Add now the complication that Elin and Randy came to look for a house. They are moving from Illinois back to Utah this summer and stayed here while they conducted their search for a few days. I thought the contest entry problem was solved, but on Tuesday, I kept sending as requested the documents without my name on them. That evening about 9, after I got back to the computer, there was a stern email from the contest chair that said the entries still had my name on them, and if we didn't solve this problem by 6 p.m. my entries would be disqualified. I emailed them once more without my name on them, explaining that I hadn't been at my computer all day to get her deadline, and that I had really been sending them as she requested but my new program was apparently sabotaging me.

That was the last time I heard from the contest chair. I hope she finally found some white-out, or a marker with which to blot out my name. Maybe not. I'm probably disqualified. She warned me. If I'm going to get my trilogy published, it won't be because the first chapters made a big splash in the LDStorymakers contest as I had hoped and dreamed.

I bought a Microsoft Office program the next day and now everything is just fine fine fine with my word processing capability. Changes stay changed. I will now sign up for the three lessons I'm entitled to as a new iMac owner and learn how to use the other features built into this new contraption.

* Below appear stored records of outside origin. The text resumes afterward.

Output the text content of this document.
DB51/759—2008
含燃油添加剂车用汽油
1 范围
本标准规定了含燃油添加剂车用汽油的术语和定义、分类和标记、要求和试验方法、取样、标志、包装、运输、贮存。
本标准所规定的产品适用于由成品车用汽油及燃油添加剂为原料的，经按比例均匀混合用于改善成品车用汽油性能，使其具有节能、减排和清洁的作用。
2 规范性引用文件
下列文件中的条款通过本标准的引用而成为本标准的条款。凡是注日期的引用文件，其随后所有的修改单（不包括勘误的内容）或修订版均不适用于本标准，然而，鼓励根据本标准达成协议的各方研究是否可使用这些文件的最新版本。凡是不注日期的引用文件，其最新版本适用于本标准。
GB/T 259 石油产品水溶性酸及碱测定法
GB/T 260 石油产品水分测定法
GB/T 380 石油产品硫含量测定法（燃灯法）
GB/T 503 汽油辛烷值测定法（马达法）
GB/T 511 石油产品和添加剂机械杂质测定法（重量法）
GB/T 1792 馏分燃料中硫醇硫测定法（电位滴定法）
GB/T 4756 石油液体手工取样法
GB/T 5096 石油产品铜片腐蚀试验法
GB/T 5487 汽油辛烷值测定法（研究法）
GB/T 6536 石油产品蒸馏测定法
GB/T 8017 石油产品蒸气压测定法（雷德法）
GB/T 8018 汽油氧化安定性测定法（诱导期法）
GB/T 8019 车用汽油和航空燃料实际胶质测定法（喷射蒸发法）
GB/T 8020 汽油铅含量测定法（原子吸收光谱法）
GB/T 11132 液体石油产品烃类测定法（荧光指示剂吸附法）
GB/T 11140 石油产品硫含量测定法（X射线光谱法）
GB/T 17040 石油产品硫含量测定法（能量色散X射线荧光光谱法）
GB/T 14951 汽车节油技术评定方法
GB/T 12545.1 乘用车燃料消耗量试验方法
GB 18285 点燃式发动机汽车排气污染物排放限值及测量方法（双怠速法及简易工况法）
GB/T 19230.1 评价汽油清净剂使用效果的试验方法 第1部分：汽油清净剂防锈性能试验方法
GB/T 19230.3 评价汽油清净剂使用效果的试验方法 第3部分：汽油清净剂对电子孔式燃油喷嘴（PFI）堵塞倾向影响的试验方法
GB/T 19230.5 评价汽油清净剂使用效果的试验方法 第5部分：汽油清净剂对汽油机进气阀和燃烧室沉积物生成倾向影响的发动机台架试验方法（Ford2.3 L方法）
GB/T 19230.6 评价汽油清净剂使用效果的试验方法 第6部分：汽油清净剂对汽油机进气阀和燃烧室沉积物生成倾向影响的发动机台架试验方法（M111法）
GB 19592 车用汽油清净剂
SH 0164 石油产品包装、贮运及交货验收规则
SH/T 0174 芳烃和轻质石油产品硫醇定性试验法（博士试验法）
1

My one consolation about the contest is that I have paid for a consultation with the acquisitions editor at an LDS publishing company who will be at the conference in April. I have pitched books to editors before, and perhaps I can present myself and my work in our best light without having to plead for mercy because the dog ate my homework.

3 comments:

Mary said...

Aaargh! Computers create such love-hate relationships for too many of us. I've only ever heard good things with Macs, so it's nice--while I sit here at my PC--to know they occasionally have their failings. I'm glad you are up and running again. Maybe having the difficulties with the contest is good writer's karma; it seems that a lot of authors struggle to get their work noticed.

Jennifer said...

That's why I HATE getting a new computer. It always has a new fancy something that either doesn't work or I don't know how to use. UG. The latest version of Word is no exception. We had it on our last laptop and I COULDN'T EVEN USE IT! I had to ask Preston (who used it), "Where's save?" "Where's open new document?" Etc. UG. Well, I hope you can make the "splash" you're going for one way or another.

Julie Coulter Bellon said...

As the contest chair who was emailing you, I just wanted to say I didn't mean to come across sternly, but I really was trying to help you, as well as the other 200 entrants and we were on a very tight deadline. As you can imagine, this was a very busy time for me, but I felt like I tried my very best to get your entries to follow the rules and I'm sorry it didn't work out.